When he was able, and a month away from returning to work, he decided to drive around the country. Along the way, he had conversations with strangers about Jesus, but rarely stayed more than a day in one place. However, when he got to Utah, he felt a pressing need for people to know Jesus, and he couldn’t leave. After three days in Utah, Logan had to go, but couldn’t get Utah off his mind. God was up to something.
In June 2025, Logan drove to Dallas to sing with the choir at the Southern Baptist Convention’s Pastors’ Conference. When rehearsal ended the day before the conference, Worship Pastor Josh Epton asked the choir to go into the large conference room and pray. Logan knelt down and asked God, “What do You want from me?” Immediately he heard, “I want more of you,” and he knew that God wanted him to take the next step.
“I took a posture of defense,” Logan said. “I knew that I was going to have to give up so much—a house I had just bought, my Christian friends, all I was doing at church—and then I heard Him say, ‘When have I ever not provided for you? I already told you to die is to gain. Pick up your cross and follow Me.’ I opened my eyes, and I was the only one left in the conference room.”

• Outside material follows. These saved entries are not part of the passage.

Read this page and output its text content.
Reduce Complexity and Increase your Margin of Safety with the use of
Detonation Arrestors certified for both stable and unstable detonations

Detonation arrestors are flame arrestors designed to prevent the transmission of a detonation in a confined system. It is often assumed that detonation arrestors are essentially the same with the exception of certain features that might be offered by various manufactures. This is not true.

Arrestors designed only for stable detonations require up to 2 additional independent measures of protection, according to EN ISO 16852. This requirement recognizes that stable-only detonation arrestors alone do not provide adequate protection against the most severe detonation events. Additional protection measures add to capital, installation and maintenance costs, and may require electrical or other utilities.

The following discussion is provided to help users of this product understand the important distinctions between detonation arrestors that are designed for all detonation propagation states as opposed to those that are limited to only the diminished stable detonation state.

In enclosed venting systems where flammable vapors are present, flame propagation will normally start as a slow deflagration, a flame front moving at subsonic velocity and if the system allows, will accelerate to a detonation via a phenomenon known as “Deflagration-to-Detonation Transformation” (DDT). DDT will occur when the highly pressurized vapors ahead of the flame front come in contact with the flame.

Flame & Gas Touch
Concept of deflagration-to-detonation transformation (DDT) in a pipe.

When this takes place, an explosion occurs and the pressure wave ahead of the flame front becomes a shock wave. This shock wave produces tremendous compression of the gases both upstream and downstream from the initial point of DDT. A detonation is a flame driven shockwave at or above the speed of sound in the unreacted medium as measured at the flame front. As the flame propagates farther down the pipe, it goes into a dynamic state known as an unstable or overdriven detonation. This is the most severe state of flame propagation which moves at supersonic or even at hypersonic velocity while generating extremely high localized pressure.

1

Logan had spoken to a friend who had served with Will and Ashley Reynolds, a CATM family in Utah on long-term mission, and discovered that they were working at the Dallas conference. Logan met with Will and told him that he felt God’s call to Utah. Will suggested that Logan come out to Utah to get a feel for the work there and exchanged phone numbers with him. As Logan made the long drive home from Dallas, he said that anxiety began to creep in. He recognized it as a ploy that the enemy was using to make him delay.
“But I knew that, when under the conviction of the Holy Spirit, my actions had to be in obedience to Him; that delayed obedience was disobedience,” he said.
Logan called the one person who might be able to hear his story and help him sort his feelings out—his grandmother, Jan Huntley. She waited up until after midnight when he arrived at her house, and they talked.
After Logan told her what God had told him in Dallas about a call to a mission in Utah, she recalled, “I was so excited that God had called Logan to do this. I’ve seen him grow in his faith this last year. He has really blossomed. I pray that God will use him any way He wants. Rudy would have been tickled. He always called Logan ‘our preacher boy.’”
Logan’s house is now rented, and he is living with his grandmother for the time being. He plans to move to Utah in early February. In addition, he has prepared for future gospel conversations by spending time with Mormon missionaries. He is looking for a job in Utah and has made a contact who will rent him a room. Meanwhile, Logan is finishing his bachelor’s degree and plans on seminary in the future. He is unsure as to how long he will stay in Utah, but he is relying on God to make that part clear.
Vineyard, Utah and adjoining Utah City, have exploded in population and home-building. The projected population for Utah City is 60,000 over the next 3-5 years, added to Vineyard’s 25,000-30,000, with a median age of 24. Currently, Vineyard is 85% Mormon, and the Reynolds have found it difficult to live there. Will Reynolds says that he has been excluded socially because of who he is—an evangelical church planter and “worse,” a Southern Baptist.
He said, “The cultural perception is that my being here will hurt their witness.”
Will and Ashley have done their best to foster community in their neighborhood by hosting game nights, birthday parties, barbecues—anything that will bring neighbors together and dispel the distrust, share the gospel, involve them in Bible study and discipleship. The Reynolds are looking forward to Logan coming. Will said, “Logan will be great here because he’ll have plenty of opportunities to have conversations about Jesus with people his own age.”
As God would have it, Logan just wants to do what Jesus did. “I’m really big on slowing down and having a conversation with someone, and to wash someone’s feet.” That’s just what Utah needs.